Bueller? ... Bueller? ... Bueller?

By David Rangaviz

In re J.H., 2013 VT 31

When I was in grade school, I hinged a lot of my actions on the difference between the Rules and the Laws.

Rules—school rules, house rules, any rules really—were made to be broken.  I walked the halls during free period.  I went to gym during other people’s gym classes.  I skipped the occasional school day.  I was a rebel, and flouting rules was my cause.

Laws were different.  You didn’t mess with laws.  Breaking rules might earn me some punishment, but it was punishment I could understand.  I didn’t even know how one was punished when a law was broken.  I just knew it was bad and that I wanted no part of it.

Thankfully, when I was younger I didn’t know anything about juvenile law or Vermont state truancy laws.  It would’ve thrown my entire values system out of whack—school rules with the potential to have the force of law.  How can that be??

I’ll tell you.


In today’s case, thirteen year old JH was adjudicated a “child in need of care and supervision” (referred to as “CHINS”) on the basis of her truancy.  A CHINS finding results in the formation of a case plan that can call for anything from removal from the home and placement in the custody of the Vermont Department of Children and Families to family changes to correct the problem while leaving the child in parent custody.

According to Vermont statutes, a juvenile can be adjudicated a CHINS, for, among other reasons (primarily neglect or abuse), being “habitually and without justification truant from compulsory school attendance.”

At the trial, the only witness was the Bennington County deputy sheriff who served as the county’s truancy officer.  The officer described the protocol applicable to truancy complaints: “usually” the attendance clerk at the school calls the sheriff’s department, and the dispatcher then initiates a truancy complaint and sends the officer to the residence, where he speaks to the parents and then transports the child to school.
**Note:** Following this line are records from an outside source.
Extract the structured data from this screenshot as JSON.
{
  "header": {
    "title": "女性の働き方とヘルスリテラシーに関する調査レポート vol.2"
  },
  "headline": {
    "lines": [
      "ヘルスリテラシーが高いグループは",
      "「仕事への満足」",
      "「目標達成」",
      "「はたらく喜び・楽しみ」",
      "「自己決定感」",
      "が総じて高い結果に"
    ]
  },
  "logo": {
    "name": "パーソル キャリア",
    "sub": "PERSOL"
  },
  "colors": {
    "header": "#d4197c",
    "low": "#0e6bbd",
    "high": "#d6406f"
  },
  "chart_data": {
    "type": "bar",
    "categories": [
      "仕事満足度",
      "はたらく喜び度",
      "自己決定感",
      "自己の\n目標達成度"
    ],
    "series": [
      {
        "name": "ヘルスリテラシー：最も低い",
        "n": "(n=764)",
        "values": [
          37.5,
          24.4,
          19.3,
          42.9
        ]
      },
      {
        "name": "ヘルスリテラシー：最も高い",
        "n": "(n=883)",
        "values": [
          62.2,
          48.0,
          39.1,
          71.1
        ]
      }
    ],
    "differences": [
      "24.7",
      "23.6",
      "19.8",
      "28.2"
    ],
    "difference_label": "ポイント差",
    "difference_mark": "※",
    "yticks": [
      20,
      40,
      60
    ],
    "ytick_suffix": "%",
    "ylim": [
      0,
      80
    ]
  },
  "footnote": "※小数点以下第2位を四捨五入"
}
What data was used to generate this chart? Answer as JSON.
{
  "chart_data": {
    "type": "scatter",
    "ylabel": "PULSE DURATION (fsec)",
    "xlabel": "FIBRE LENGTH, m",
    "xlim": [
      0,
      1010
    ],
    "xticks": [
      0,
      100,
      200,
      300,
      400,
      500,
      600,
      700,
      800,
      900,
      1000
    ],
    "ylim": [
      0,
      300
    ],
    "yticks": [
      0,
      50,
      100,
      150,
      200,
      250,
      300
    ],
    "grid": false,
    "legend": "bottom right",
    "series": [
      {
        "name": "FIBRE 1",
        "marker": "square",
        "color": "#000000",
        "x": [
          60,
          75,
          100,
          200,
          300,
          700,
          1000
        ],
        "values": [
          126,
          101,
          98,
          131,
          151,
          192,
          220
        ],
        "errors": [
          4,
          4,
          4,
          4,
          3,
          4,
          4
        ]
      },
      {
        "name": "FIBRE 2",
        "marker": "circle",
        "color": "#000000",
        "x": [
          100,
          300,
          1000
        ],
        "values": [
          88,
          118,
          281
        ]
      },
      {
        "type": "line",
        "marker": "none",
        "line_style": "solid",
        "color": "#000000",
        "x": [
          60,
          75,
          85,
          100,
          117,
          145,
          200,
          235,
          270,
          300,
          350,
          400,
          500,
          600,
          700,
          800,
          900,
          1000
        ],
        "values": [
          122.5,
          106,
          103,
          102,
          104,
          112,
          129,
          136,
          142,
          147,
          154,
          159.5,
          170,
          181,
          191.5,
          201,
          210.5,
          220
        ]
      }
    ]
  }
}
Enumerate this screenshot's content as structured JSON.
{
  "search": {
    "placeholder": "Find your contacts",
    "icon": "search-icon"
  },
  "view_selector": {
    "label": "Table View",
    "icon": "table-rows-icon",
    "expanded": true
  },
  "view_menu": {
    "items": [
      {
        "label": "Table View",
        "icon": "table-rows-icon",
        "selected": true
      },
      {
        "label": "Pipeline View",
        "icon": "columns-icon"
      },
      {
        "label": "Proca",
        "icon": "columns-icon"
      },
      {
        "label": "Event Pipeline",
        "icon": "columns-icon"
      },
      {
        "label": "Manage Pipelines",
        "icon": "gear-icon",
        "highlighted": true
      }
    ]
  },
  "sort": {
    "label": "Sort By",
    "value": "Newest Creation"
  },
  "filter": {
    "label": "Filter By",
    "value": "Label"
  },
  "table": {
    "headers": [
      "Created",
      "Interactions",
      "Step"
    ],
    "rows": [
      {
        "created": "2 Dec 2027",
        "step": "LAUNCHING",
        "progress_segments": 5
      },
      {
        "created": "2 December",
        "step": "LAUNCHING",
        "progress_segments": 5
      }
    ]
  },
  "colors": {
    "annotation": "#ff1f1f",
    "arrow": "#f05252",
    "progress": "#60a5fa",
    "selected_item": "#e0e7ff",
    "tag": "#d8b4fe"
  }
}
The officer testified that he had been to JH’s residence to respond to truancy complaints on five separate occasions during the month of January 2012.  The first three times, JH was home and the sheriff brought her to school.  Notably, the sheriff “could not recall” whether JH or her father offered a valid reason for JH’s absence on any of these occasions.  Two times after that, on the fourth and fifth visits, the sheriff knocked, but no one was home.

On the basis of this evidence, the trial court adjudicated JH a CHINS for her habitual absence from school without justification.  JH appealed to the SCOV, arguing that the evidence against her was insufficient to support the CHINS adjudication.

In a unanimous opinion, the SCOV agreed and reversed the decision.

According to the SCOV, the “without justification” portion of the CHINS statute establishes an element that the State must prove by a preponderance of the evidence.  It is not enough for the State to show that the juvenile habitually missed school.  Justifications do not act as affirmative defenses that students can raise in response to the State’s proof; the State itself must prove the absence of a justification in its own case.  Given the difficulty of proving a negative, the SCOV was sure to add that the State meets this burden simply by admitting school records “showing the child’s unexcused absence.”

In JH’s case, no school records were forthcoming.  In the SCOV’s words:

There was no evidence from the school … as to its routine practice, and thus no basis to infer anything about what the school may have told the dispatcher on the days in question.  The State called no witnesses from JH’s school to testify as to its policies and procedures governing whether, when, and how it reports a student truant, and adduced no school records to show that JH was actually absent without justification on the days in question.

Because of this lack of evidence, the State failed to meets its burden to prove the elements necessary for a CHINS adjudication.  All we know is that the officer went to JH’s home five times because of a truancy report from the department dispatcher.  But, technically, don’t know whether JH’s absences were unexcused.

This distinction might sound like the height of formalism—after all, why would the school have called the sheriff’s department five times in one month if JH was home with a valid excuse?—but, under the text of the statute, the State simply failed in its offer of proof.  Courts cannot ease the State’s burden by assuming a necessary element of the State’s case.  Going forward, for CHINS adjudication based on truancy, the State must put forward school records to show lack of justification for the absences.

In addition to forcing the State to meets its burden, this legal requirement also has the practical benefit of ensuring a measure of cooperation in CHINS cases between the sheriff’s department, state’s attorney office, and the school itself.  After all, the school has the most contact with the minor and his or her family.  As a result, school officials are perhaps in the best position to know whether state involvement, in the form of the initiation of the CHINS process, is called for in individual cases.  Requiring the concurrence of schools officials will be a step toward ensuring that only necessary cases of neglect and truancy result in a CHINS adjudication.  If the State could meet its burden solely by the testimony of a sheriff, that school input might be lacking, and the system would suffer for it.

So formalism, in this case, at least serves a function.

The implications for my past self, however, are troubling.  If school records reflect that a minor habitually misses school, those record are now a critical part of CHINS proceedings.  In some cases, truancy can even lead to criminal charges.  Of course, those criminal charges are against the child’s guardian—I guess my parents should be thankful that I never let truancy become a habit.


So, kids of Vermont, do as I say and not as I did: Follow the law and the rules.